Wer den Staat “delegitimiert”, bei dem kann offenkundig Fluchtgefahr unterstellt werden: Damit wird die “Delegitimierung des Staates” (andere nennen es Regierungskritik) zum potenziellen Haftgrund. Auf diese gefährliche Entwicklung weist Rechtsprofessor Martin Schwab gerade bezugnehmend auf den Fall von Arne Schmitt hin: dem Pianisten, der während seines Prozesses im Gerichtssaal verhaftet wurde (wir berichteten). Kann in Deutschland bald jeder für eine “falsche” Meinung ins Gefängnis wandern?

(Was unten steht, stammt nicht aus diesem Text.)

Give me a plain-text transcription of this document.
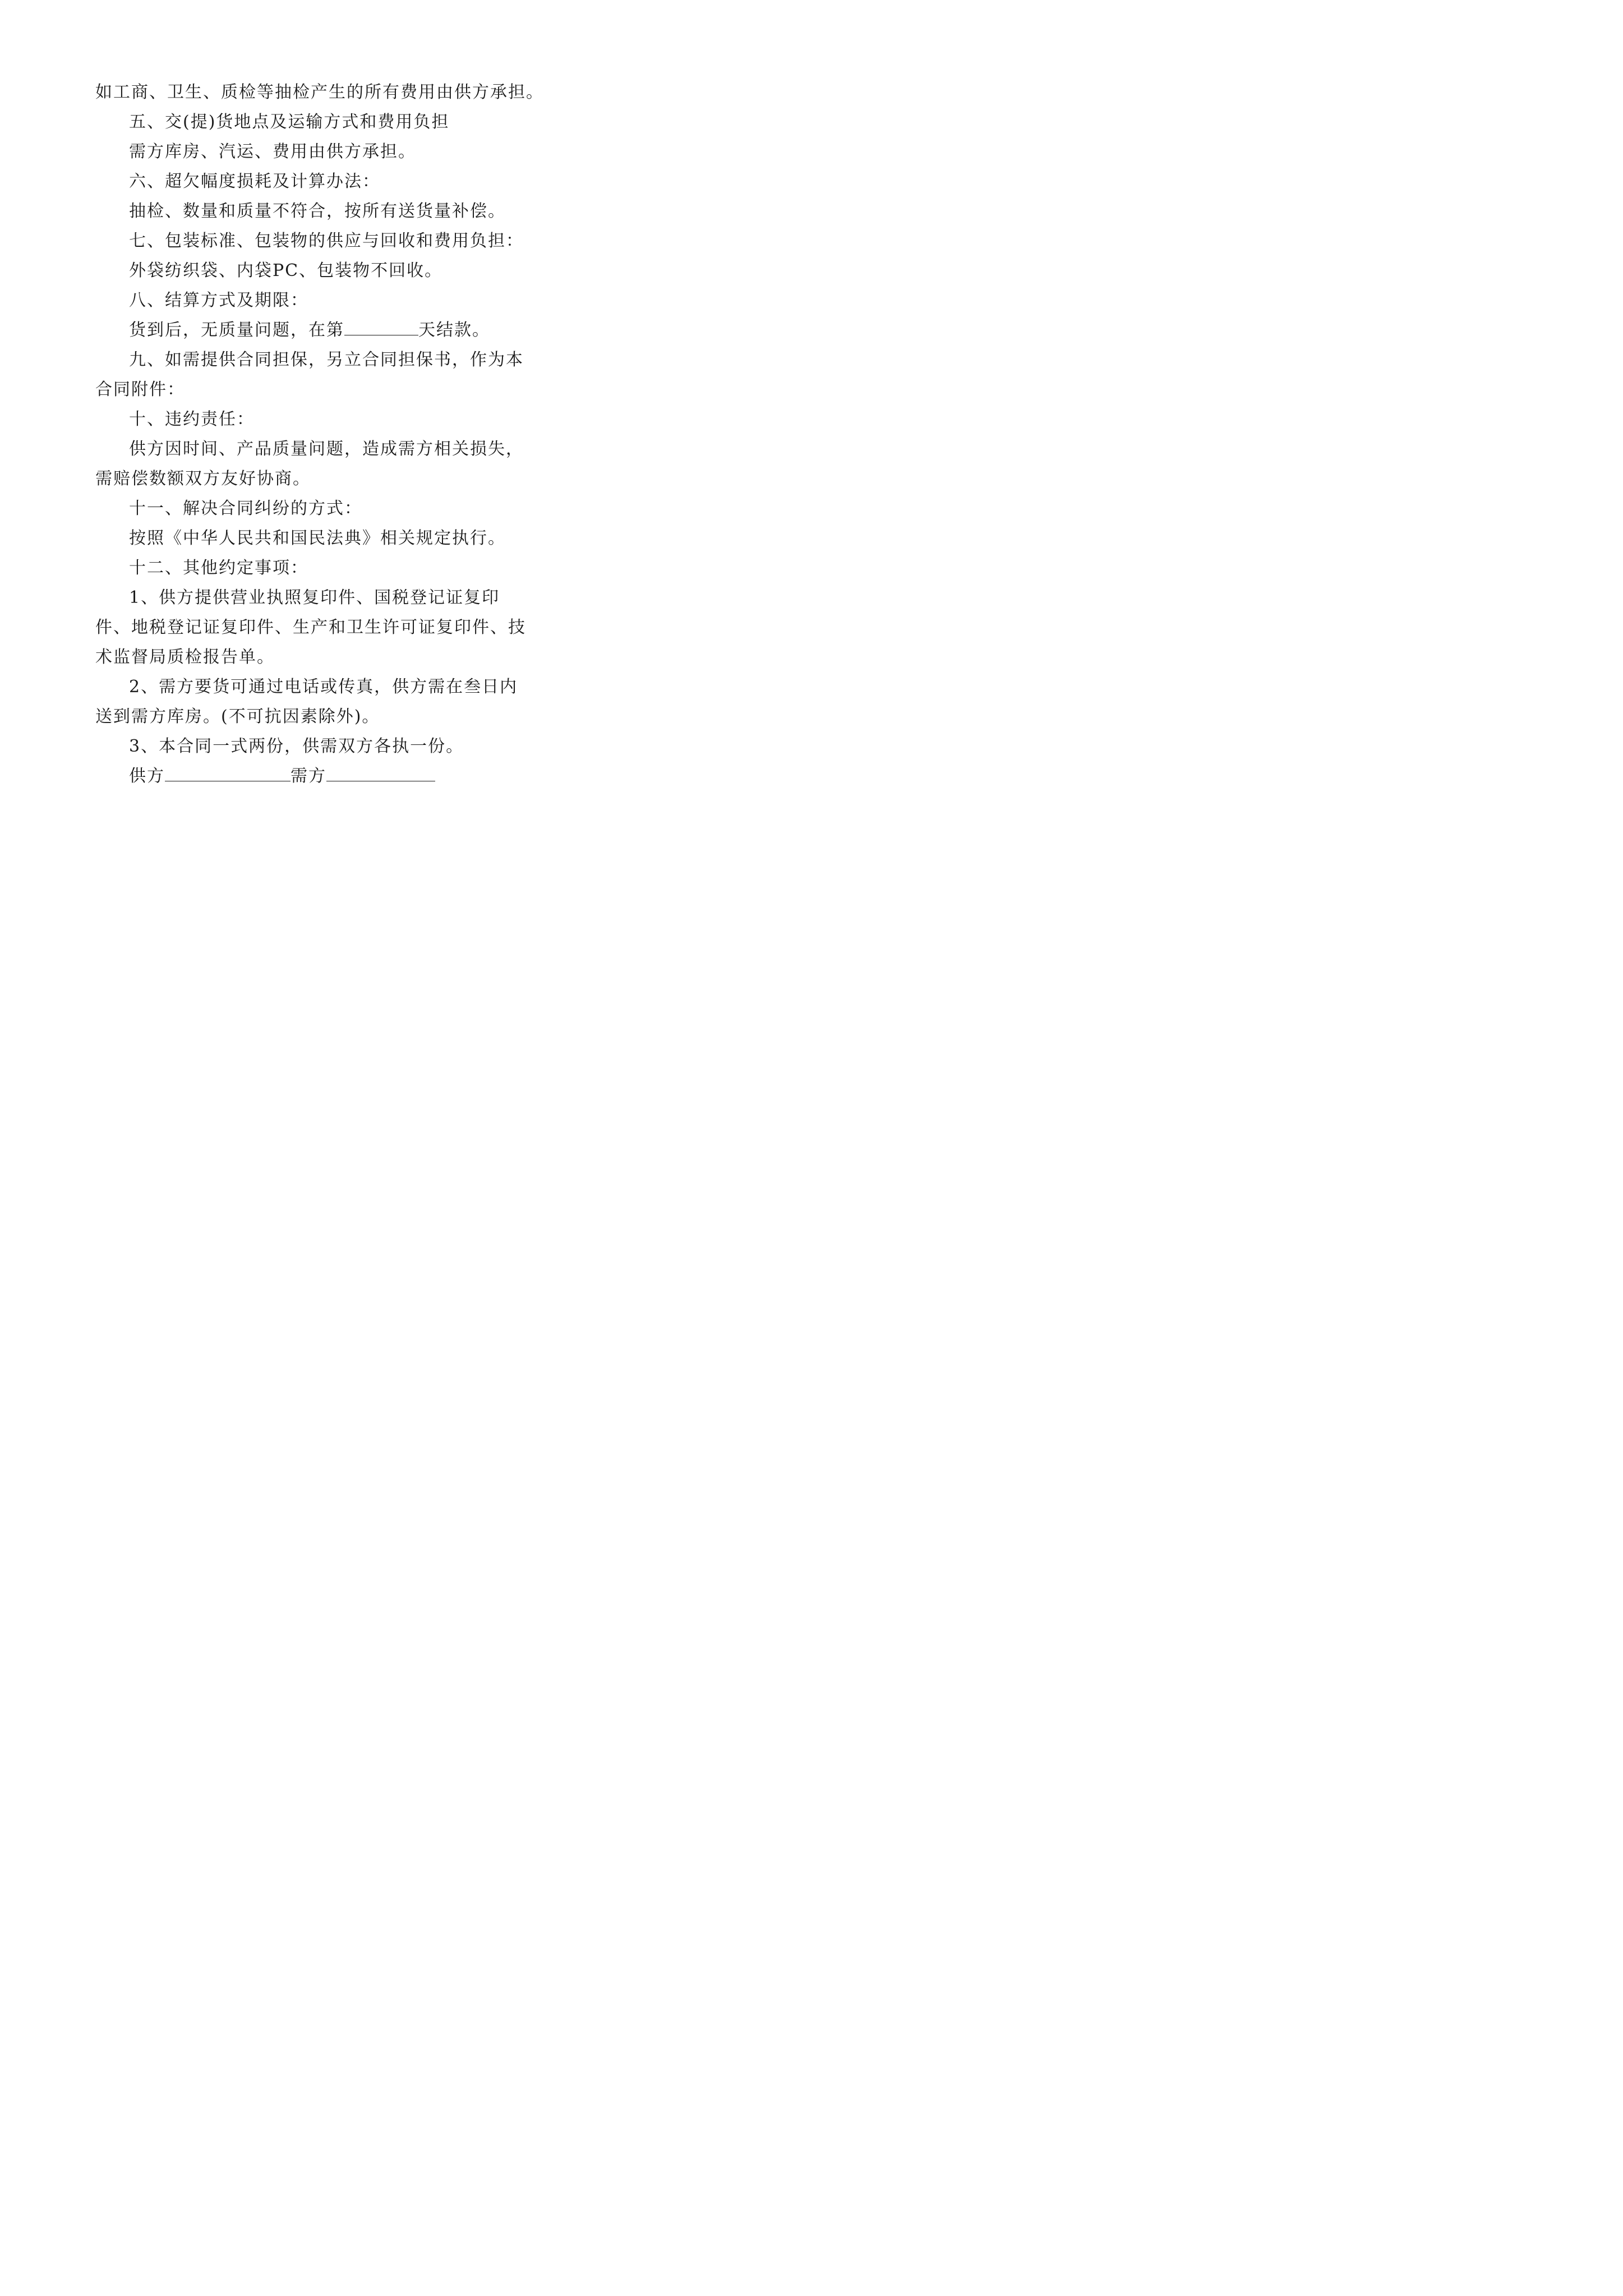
如工商、卫生、质检等抽检产生的所有费用由供方承担。

五、交(提)货地点及运输方式和费用负担

需方库房、汽运、费用由供方承担。

六、超欠幅度损耗及计算办法：

抽检、数量和质量不符合，按所有送货量补偿。

七、包装标准、包装物的供应与回收和费用负担：

外袋纺织袋、内袋PC、包装物不回收。

八、结算方式及期限：

货到后，无质量问题，在第	天结款。

九、如需提供合同担保，另立合同担保书，作为本合同附件：

十、违约责任：

供方因时间、产品质量问题，造成需方相关损失，需赔偿数额双方友好协商。

十一、解决合同纠纷的方式：

按照《中华人民共和国民法典》相关规定执行。

十二、其他约定事项：

1、供方提供营业执照复印件、国税登记证复印件、地税登记证复印件、生产和卫生许可证复印件、技术监督局质检报告单。

2、需方要货可通过电话或传真，供方需在叁日内送到需方库房。(不可抗因素除外)。

3、本合同一式两份，供需双方各执一份。

供方	需方
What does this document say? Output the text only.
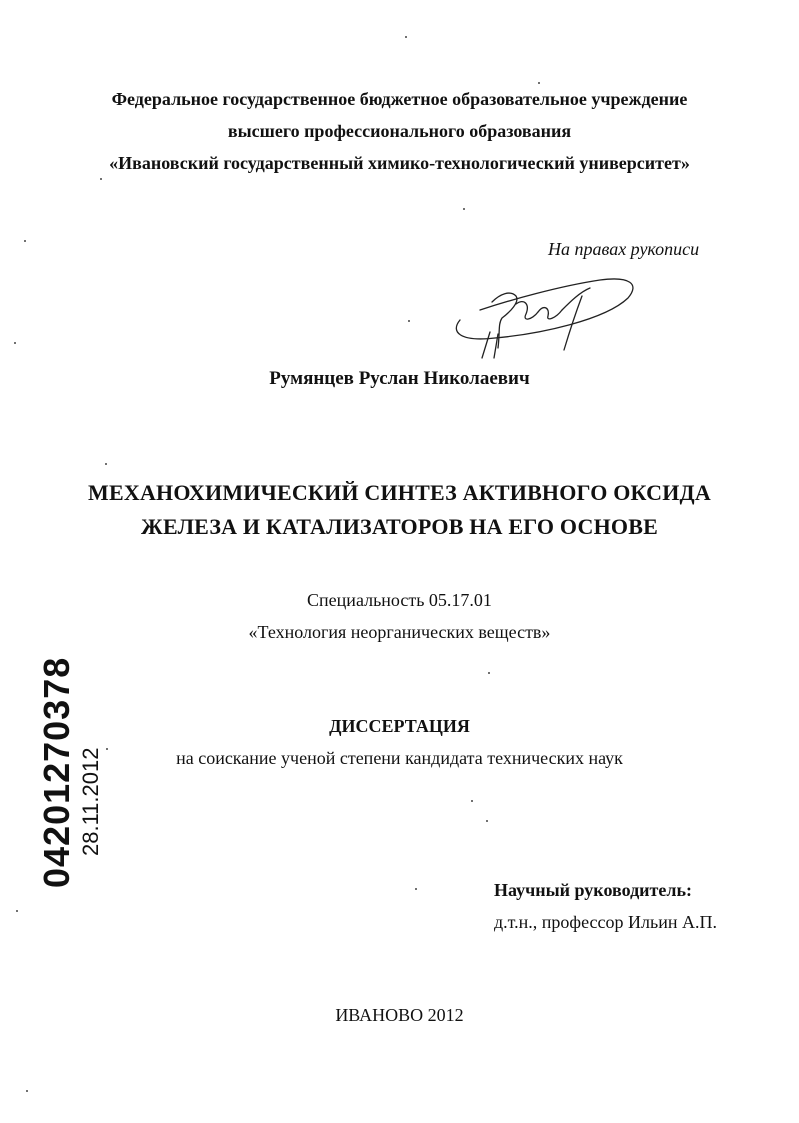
Федеральное государственное бюджетное образовательное учреждение
высшего профессионального образования
«Ивановский государственный химико-технологический университет»
На правах рукописи
Румянцев Руслан Николаевич
МЕХАНОХИМИЧЕСКИЙ СИНТЕЗ АКТИВНОГО ОКСИДА
ЖЕЛЕЗА И КАТАЛИЗАТОРОВ НА ЕГО ОСНОВЕ
Специальность 05.17.01
«Технология неорганических веществ»
ДИССЕРТАЦИЯ
на соискание ученой степени кандидата технических наук
Научный руководитель:
д.т.н., профессор Ильин А.П.
ИВАНОВО 2012
04201270378 28.11.2012
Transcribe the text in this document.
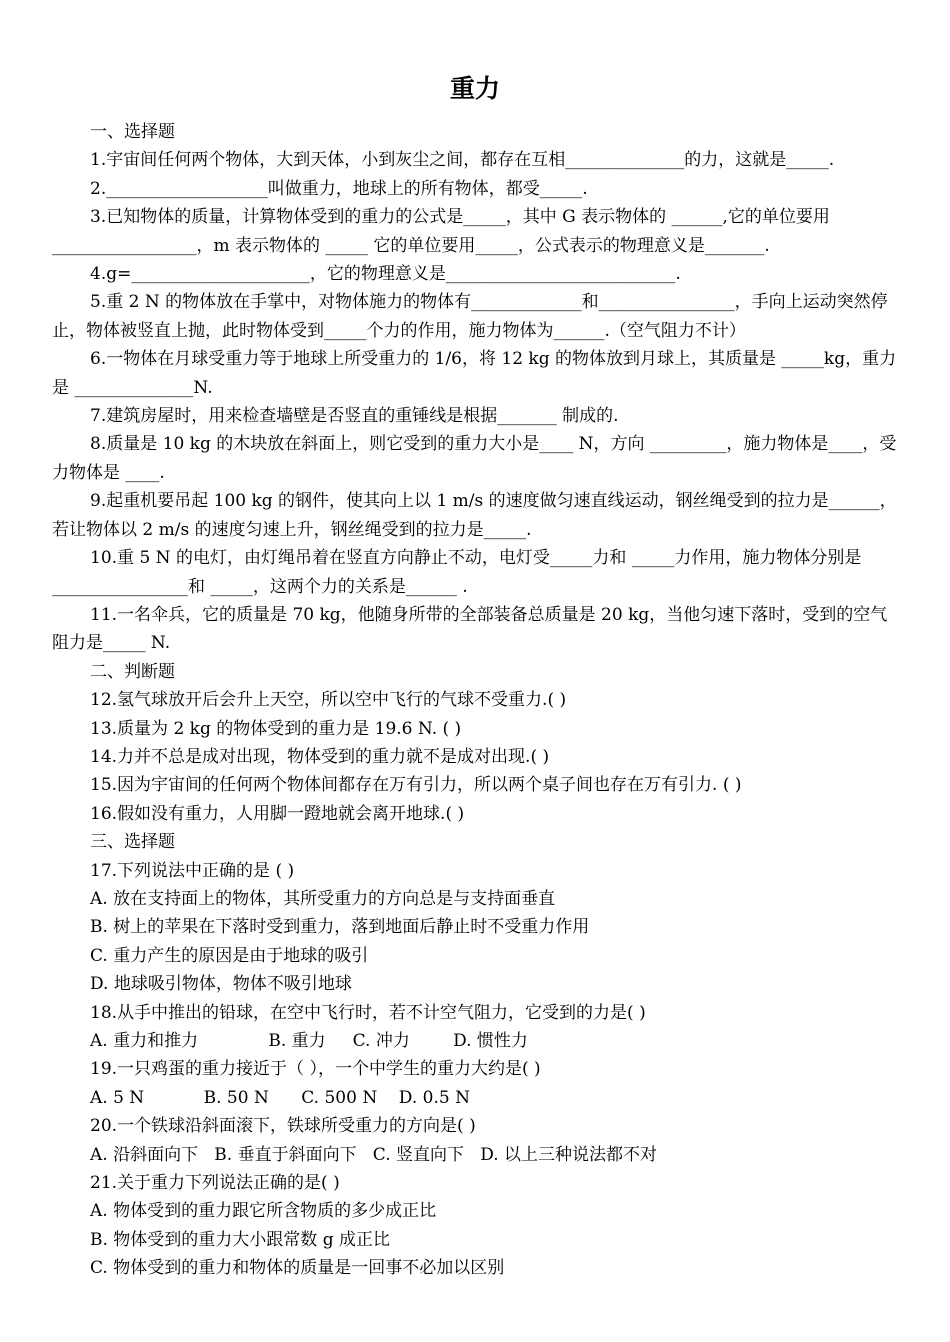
重力

一、选择题

1.宇宙间任何两个物体，大到天体，小到灰尘之间，都存在互相______________的力，这就是_____.

2.___________________叫做重力，地球上的所有物体，都受_____.

3.已知物体的质量，计算物体受到的重力的公式是_____，其中 G 表示物体的 ______,它的单位要用_________________，m 表示物体的 _____ 它的单位要用_____，公式表示的物理意义是_______.

4.g=_____________________，它的物理意义是___________________________.

5.重 2 N 的物体放在手掌中，对物体施力的物体有_____________和________________，手向上运动突然停止，物体被竖直上抛，此时物体受到_____个力的作用，施力物体为______.（空气阻力不计）

6.一物体在月球受重力等于地球上所受重力的 1/6，将 12 kg 的物体放到月球上，其质量是 _____kg，重力是 ______________N.

7.建筑房屋时，用来检查墙壁是否竖直的重锤线是根据_______ 制成的.

8.质量是 10 kg 的木块放在斜面上，则它受到的重力大小是____ N，方向 _________，施力物体是____，受力物体是 ____.

9.起重机要吊起 100 kg 的钢件，使其向上以 1 m/s 的速度做匀速直线运动，钢丝绳受到的拉力是______，若让物体以 2 m/s 的速度匀速上升，钢丝绳受到的拉力是_____.

10.重 5 N 的电灯，由灯绳吊着在竖直方向静止不动，电灯受_____力和 _____力作用，施力物体分别是________________和 _____，这两个力的关系是______ .

11.一名伞兵，它的质量是 70 kg，他随身所带的全部装备总质量是 20 kg，当他匀速下落时，受到的空气阻力是_____ N.

二、判断题

12.氢气球放开后会升上天空，所以空中飞行的气球不受重力.( )

13.质量为 2 kg 的物体受到的重力是 19.6 N. ( )

14.力并不总是成对出现，物体受到的重力就不是成对出现.( )

15.因为宇宙间的任何两个物体间都存在万有引力，所以两个桌子间也存在万有引力. ( )

16.假如没有重力，人用脚一蹬地就会离开地球.( )

三、选择题

17.下列说法中正确的是 ( )

A. 放在支持面上的物体，其所受重力的方向总是与支持面垂直

B. 树上的苹果在下落时受到重力，落到地面后静止时不受重力作用

C. 重力产生的原因是由于地球的吸引

D. 地球吸引物体，物体不吸引地球

18.从手中推出的铅球，在空中飞行时，若不计空气阻力，它受到的力是( )

A. 重力和推力             B. 重力     C. 冲力        D. 惯性力

19.一只鸡蛋的重力接近于（ ），一个中学生的重力大约是( )

A. 5 N           B. 50 N      C. 500 N    D. 0.5 N

20.一个铁球沿斜面滚下，铁球所受重力的方向是( )

A. 沿斜面向下   B. 垂直于斜面向下   C. 竖直向下   D. 以上三种说法都不对

21.关于重力下列说法正确的是( )

A. 物体受到的重力跟它所含物质的多少成正比

B. 物体受到的重力大小跟常数 g 成正比

C. 物体受到的重力和物体的质量是一回事不必加以区别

Nachfolgend lesen Sie den Kommentar von Prof. Martin Schwab (via Facebook):
Liebe Community,
Um jemanden in Deutschland in U-Haft zu nehmen, müssen strenge Voraussetzungen erfüllt sein (§ 112 StPO): Der Beschuldigte muss einer Straftat dringend verdächtig sein, die Haft darf nicht außer Verhältnis zur voraussichtlichen Strafe stehen, und es muss ein Haftgrund bestehen. Haftgründe sind (im Wesentlichen) Fluchtgefahr oder Verdunkelungsgefahr.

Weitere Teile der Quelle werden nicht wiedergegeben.